Video podcasting a course

Kokae Google Earth course as found in iTunes

if you can just release some very high quality materials, maybe people will come and use them and start interacting with you, and you build up a whole community of users and that would be something very interesting… I’ve released it for free but they will hopefully give me some feedback on how it works..Richard Treves quoted from the UK MoodleMoot 2006 streamed audio

Richard Treves presented a review of his Google Earth course delivered using video podcasts at the UK MoodleMoot 2006 event. The course was open to anyone, and was organised into 10 screencasts that demonstrated the functionality of Google Earth. The free course was available in three ways..

The course organisation was roll-on, roll-off and Richard publicised the course by posting to Google Earth related blogs. When a key blog featured his course, he recorded a doubling in hits. Richard evaluated three screencast or screen cam packages; Camtasia, Captivate and the free Wink. He was using the course as a way of developing his skills with screencasting, and decided to use Captivate because of that program’s ability to add conceptual diagrams, and he can now produce a screencast more quickly than copy/pasting screen grabs into a word processor. We have decided that Camtasia isn’t the package we need, and are looking at Captivate, which has a 30 day evaluation available. Richard has suggested that we set assignments that ask students to produce screencasts using the freeware Wink as an alternative to MS PowerPoint. Wink 2.0 supports sound tracks and this is a very interesting idea!

Richard sees screencasts as a way of reducing ‘learning junk’, a term he coined from Edward Tufte’s ‘chartjunk’. Learning junk is a nice short term for the ‘things students have to learn to do the learning’; especially important for adult students who are having to cope with online course delivery.

Richard structured his talk by means of a ‘refrain’ that included the following general principles (my summary, the presentations have not been posted yet, I have a feeling there was a fourth)

  • just becuse we can does not mean we should: an important principle in e-learning, we all get seduced by the technology, but does this particular technology actually help these students?
  • process more important than content: a constructivist viewpoint, and in my teaching I am often concerned with process skills
  • avoid ‘learning junk’ which Richard describes as ‘the thing you have to learn to do the learning’. You have to learn how the Web site navigation works before you can use the Web site.

kokae google earth course Libsyn blog page

The screencasts were published via the libsyn.com podcasting service. Libsyn provides paid hosting and publishes the RSS feed you need to subscribe to a podcast using iTunes. The screen grab above shows the WordPress style template, and each entry has a link to the QuickTime and Flash versions of the screencasts. About 400 people accessed the podcasts through iTunes but as Richard pointed out, there is no guarantee that the people who subscribed actually viewed all the 10 episodes.

kokae google earth moodle course

The Moodle course has a typical structure.
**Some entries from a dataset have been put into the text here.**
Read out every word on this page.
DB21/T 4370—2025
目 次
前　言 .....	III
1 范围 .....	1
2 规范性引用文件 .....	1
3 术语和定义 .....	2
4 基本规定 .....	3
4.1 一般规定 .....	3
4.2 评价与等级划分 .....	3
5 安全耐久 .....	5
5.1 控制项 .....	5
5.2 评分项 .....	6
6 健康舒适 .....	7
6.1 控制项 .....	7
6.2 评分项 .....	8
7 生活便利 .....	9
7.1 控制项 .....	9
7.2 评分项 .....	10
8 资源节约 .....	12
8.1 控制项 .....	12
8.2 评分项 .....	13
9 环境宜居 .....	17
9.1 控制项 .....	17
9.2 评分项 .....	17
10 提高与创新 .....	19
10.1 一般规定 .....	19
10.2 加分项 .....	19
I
Learningjunk is reduced by using a simple clean theme, and the screencasts are listed in reverse order (most recent at the top) like a blog. My notes are not too clear, but I gather that about 300 people accessed the Moodle course, and 100 or so registered as participants, even though guest access was available. I’ll sharpen up these numbers when the presentations are posted on moodlemoot.
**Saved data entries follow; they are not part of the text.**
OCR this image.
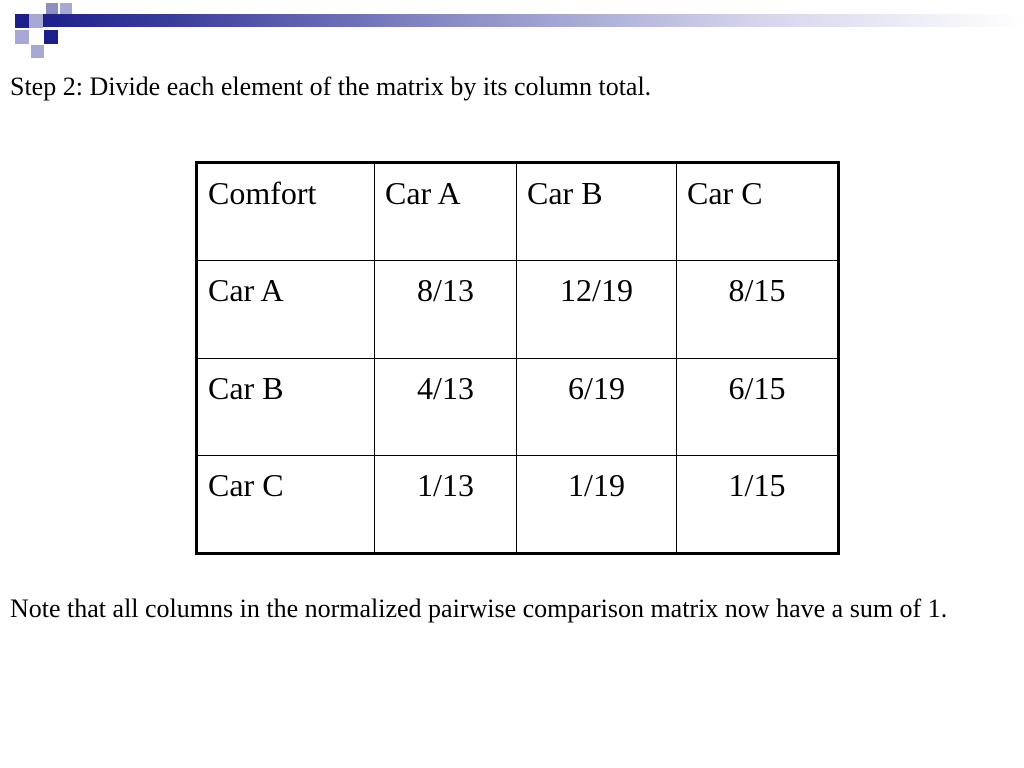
Step 2: Divide each element of the matrix by its column total.
Comfort	Car A	Car B	Car C
Car A	8/13	12/19	8/15
Car B	4/13	6/19	6/15
Car C	1/13	1/19	1/15
Note that all columns in the normalized pairwise comparison matrix now have a sum of 1.
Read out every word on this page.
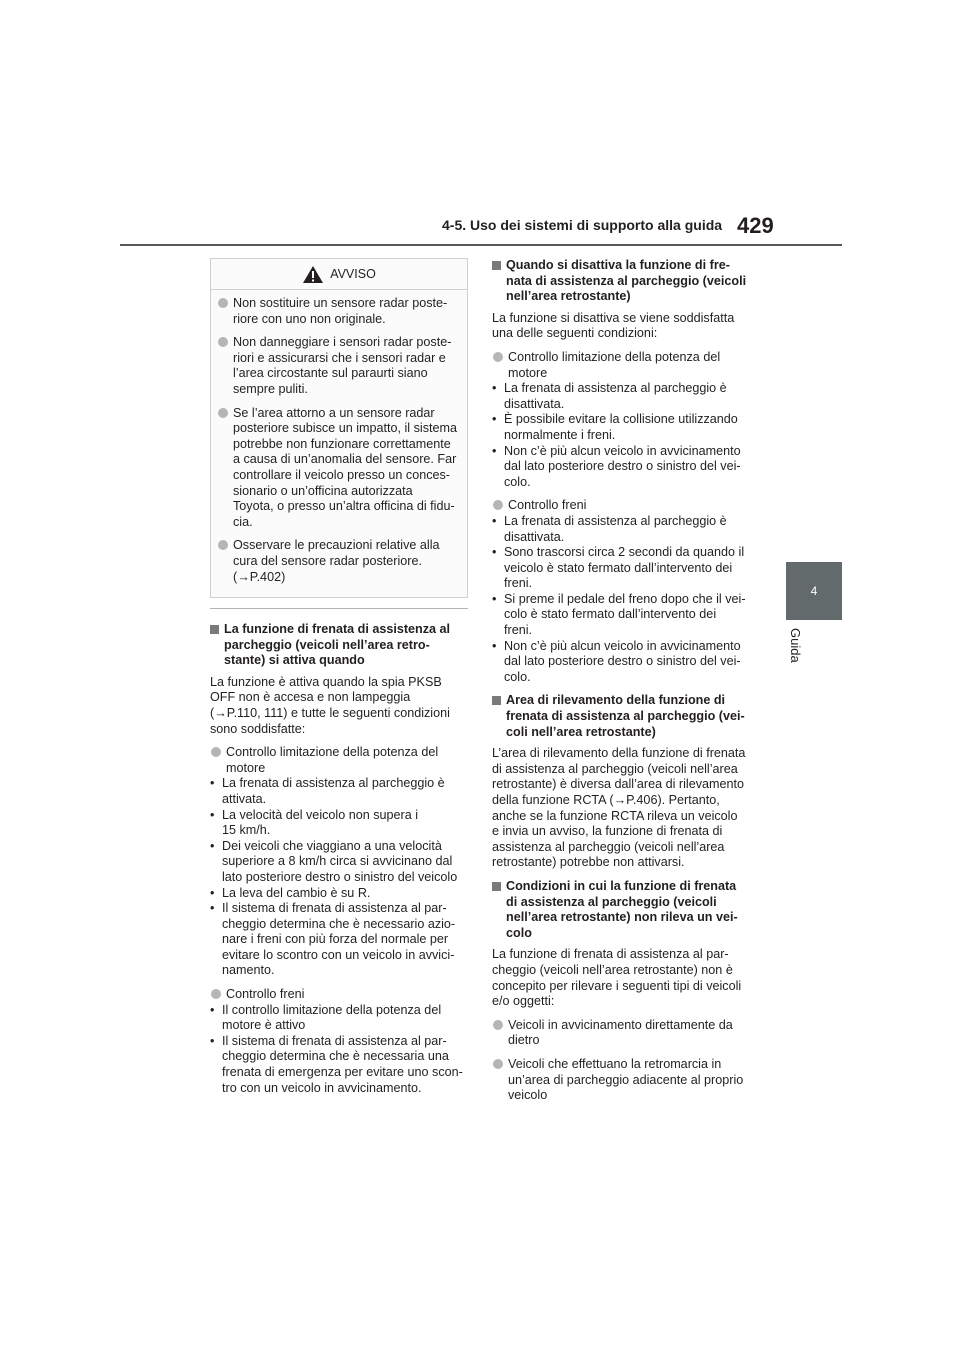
4-5. Uso dei sistemi di supporto alla guida 429
4
Guida
AVVISO
Non sostituire un sensore radar poste-
riore con uno non originale.
Non danneggiare i sensori radar poste-
riori e assicurarsi che i sensori radar e
l’area circostante sul paraurti siano
sempre puliti.
Se l’area attorno a un sensore radar
posteriore subisce un impatto, il sistema
potrebbe non funzionare correttamente
a causa di un’anomalia del sensore. Far
controllare il veicolo presso un conces-
sionario o un’officina autorizzata
Toyota, o presso un’altra officina di fidu-
cia.
Osservare le precauzioni relative alla
cura del sensore radar posteriore.
(→P.402)
La funzione di frenata di assistenza al
parcheggio (veicoli nell’area retro-
stante) si attiva quando
La funzione è attiva quando la spia PKSB
OFF non è accesa e non lampeggia
(→P.110, 111) e tutte le seguenti condizioni
sono soddisfatte:
Controllo limitazione della potenza del
motore
• La frenata di assistenza al parcheggio è
attivata.
• La velocità del veicolo non supera i
15 km/h.
• Dei veicoli che viaggiano a una velocità
superiore a 8 km/h circa si avvicinano dal
lato posteriore destro o sinistro del veicolo
• La leva del cambio è su R.
• Il sistema di frenata di assistenza al par-
cheggio determina che è necessario azio-
nare i freni con più forza del normale per
evitare lo scontro con un veicolo in avvici-
namento.
Controllo freni
• Il controllo limitazione della potenza del
motore è attivo
• Il sistema di frenata di assistenza al par-
cheggio determina che è necessaria una
frenata di emergenza per evitare uno scon-
tro con un veicolo in avvicinamento.
Quando si disattiva la funzione di fre-
nata di assistenza al parcheggio (veicoli
nell’area retrostante)
La funzione si disattiva se viene soddisfatta
una delle seguenti condizioni:
Controllo limitazione della potenza del
motore
• La frenata di assistenza al parcheggio è
disattivata.
• È possibile evitare la collisione utilizzando
normalmente i freni.
• Non c’è più alcun veicolo in avvicinamento
dal lato posteriore destro o sinistro del vei-
colo.
Controllo freni
• La frenata di assistenza al parcheggio è
disattivata.
• Sono trascorsi circa 2 secondi da quando il
veicolo è stato fermato dall’intervento dei
freni.
• Si preme il pedale del freno dopo che il vei-
colo è stato fermato dall’intervento dei
freni.
• Non c’è più alcun veicolo in avvicinamento
dal lato posteriore destro o sinistro del vei-
colo.
Area di rilevamento della funzione di
frenata di assistenza al parcheggio (vei-
coli nell’area retrostante)
L’area di rilevamento della funzione di frenata
di assistenza al parcheggio (veicoli nell’area
retrostante) è diversa dall’area di rilevamento
della funzione RCTA (→P.406). Pertanto,
anche se la funzione RCTA rileva un veicolo
e invia un avviso, la funzione di frenata di
assistenza al parcheggio (veicoli nell’area
retrostante) potrebbe non attivarsi.
Condizioni in cui la funzione di frenata
di assistenza al parcheggio (veicoli
nell’area retrostante) non rileva un vei-
colo
La funzione di frenata di assistenza al par-
cheggio (veicoli nell’area retrostante) non è
concepito per rilevare i seguenti tipi di veicoli
e/o oggetti:
Veicoli in avvicinamento direttamente da
dietro
Veicoli che effettuano la retromarcia in
un’area di parcheggio adiacente al proprio
veicolo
kokae google earth moodle glossary

Richard mentioned that the glossary had 193 views, but only 21 people actually looked up a definition! As Richard put it ‘this is rather worrying’.

kokae moodle forum grab

The forum was only used by two people, despite seeding by Richard. During questioning, one participant pointed out that people may be reluctant to post on the forum as they may feel that they are intruding in some way. I think this is results from the roll-on, roll-off nature of the course, and that there is not a ‘group forming’ process – no boundary with initial exchanges to establish a group identity.